Erich Hartmann (photographer) - In The Camps

In The Camps

Auschwitz, Bełżec, Bergen-Belsen, Birkenau, Buchenwald, Bullenhuser Damm, Chełmno, Dachau, Emsland, Belower Wald, Gross Rosen, Majdanek, Mauthausen, Natzweiler, Neuengamme, Ravensbrück, Sachsenhausen, Sobibor, Theresienstadt, Treblinka, Vught, Westerbork... Unspeakable journey to the End of the Night. For more than eight weeks, Erich and Ruth Hartmann undertook a long and rough winter journey to photograph the mute and horrifying remains of the Nazi concentration and extermination camps, and places of deportation, throughout Europe. Hartmann had only one decision to follow: black and white photographs only to capture what he sees, immediately when arriving, no matter whether days looked like nights.

Back home, after a Titanic work: 120 rolls of film, a first selection of 300 photographs and, at the end, after another selection of only 74 negatives, Hartmann was ready for publication. The result consisted of the book and exhibition In the Camps, published in 1995 in four languages and exhibited in more than twenty venues in the US and Europe in the years since: "If I have learned any lesson from having been in the remains of the camps,says Hartmann, it is that thinking or living for oneself alone has become an unaffordable luxury. Except perhaps in dreams, life no longer takes place on a solitary plane. It is now irrevocably complex, and we, whoever we are, have become intertwined one with the other, whether we like it or not. Acting on that belief may be a more effective tribute to the memory of the dead than mourning alone or vowing that it shall not happen again. And it may also be the most promising way of doing away with the concentration camps. I am not an optimist, but I believe that if we decide that we must link our lives inextricably - that "me" and "them" must be replaced by "us" - we may manage to make a life in which gas chambers will not be used again anywhere and a future in which children, including my granddaughters, will not know what they are."

In the late 1990s Hartmann began make a definitive selection from fifty years of this personal work, and just a few months before his death he began discussions with a gallery in Austria about developing an exhibition called Where I Was. He died unexpectedly on 4 February 1999, but his wife decided to continue the task of defining and preparing the pictures, and the show opened at Galerie Fotohof in Salzburg on 27 June 2000:"Different from most posthumous exhibits, writes Ruth Hartmann, the beginning, the idea and impetus for this came from the photographer himself in his lifetime and has been realized by others attempting to continue the idea in accordance with his notes.

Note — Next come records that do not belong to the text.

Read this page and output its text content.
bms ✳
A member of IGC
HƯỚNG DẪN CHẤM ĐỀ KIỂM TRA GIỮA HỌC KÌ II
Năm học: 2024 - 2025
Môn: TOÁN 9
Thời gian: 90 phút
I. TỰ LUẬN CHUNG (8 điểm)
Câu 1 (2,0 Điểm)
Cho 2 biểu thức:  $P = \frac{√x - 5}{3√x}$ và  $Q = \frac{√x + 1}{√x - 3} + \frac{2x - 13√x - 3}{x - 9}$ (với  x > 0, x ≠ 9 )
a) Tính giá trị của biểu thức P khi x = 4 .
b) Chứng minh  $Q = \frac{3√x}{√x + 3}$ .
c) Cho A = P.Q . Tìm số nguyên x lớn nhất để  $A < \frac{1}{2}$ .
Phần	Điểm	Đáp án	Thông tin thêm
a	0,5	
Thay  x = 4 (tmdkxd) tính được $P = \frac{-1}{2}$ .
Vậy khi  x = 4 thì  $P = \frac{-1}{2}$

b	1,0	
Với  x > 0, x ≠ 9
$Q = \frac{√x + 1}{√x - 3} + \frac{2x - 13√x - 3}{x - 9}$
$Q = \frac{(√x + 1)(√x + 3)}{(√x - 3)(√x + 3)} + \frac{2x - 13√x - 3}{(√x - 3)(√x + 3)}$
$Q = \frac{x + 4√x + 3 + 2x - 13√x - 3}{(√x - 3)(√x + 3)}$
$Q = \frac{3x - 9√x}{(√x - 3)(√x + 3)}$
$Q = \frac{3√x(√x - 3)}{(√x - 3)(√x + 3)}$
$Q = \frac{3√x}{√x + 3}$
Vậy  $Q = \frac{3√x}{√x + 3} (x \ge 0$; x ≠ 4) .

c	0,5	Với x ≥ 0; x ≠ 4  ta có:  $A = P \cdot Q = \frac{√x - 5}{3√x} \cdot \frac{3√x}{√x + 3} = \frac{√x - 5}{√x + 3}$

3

"Where I was" was not always a specific geographic spot; it was often a frame of mind, as when he found the mannequin factory and saw there a simple and seemingly innocent metaphor for the dehumanizing horrors of our time. (...) These are personal pictures of a busy working photo-journalist, traveling all the time; home briefly in between. Although much of his assigned work was in color, he was never without a camera loaded with black and white film and a small box of extra rolls, which he used to capture what intrigued and fascinated him always: life in progress, people in their environments, enigmatic, unfinished, ambitious. His devotion to photography was lifelong and intense; he saw pictures everywhere. Taking these personal pictures kept his own course steady even as he worked, with equal devotion, on widely varying assignments which often bred new passions and fascinations, as evidenced in his involvement with the intricate beauties of technology. Some of these pictures here come from such assignments. He was There, too."

"I have earned my living as a magazine photographer and photojournalist, says Hartmann, working in many parts of the world for major magazines and businesses, often on subjects of general interest and most often on topics having to do with high technology. Alongside and intertwined with that photographic life has been another, an exploration mainly of aspects of my middle-class (and now late middle-age) self and some of the forces that had an effect on it. I have chosen autobiography as main theme of my personal work for more than one reason. I believe that I can speak most convincingly of what I have known the longest if perhaps not the best, I have derived from seemingly everyday aspects of an outwardly quiet and undramatic life an endless and rich source of challenge, and I am tempted to believe that the results resonate beyond the specific and personal and speak for other lives as well."

On February 4, 1999 Erich Hartmann died unexpectedly from a heart attack in New York.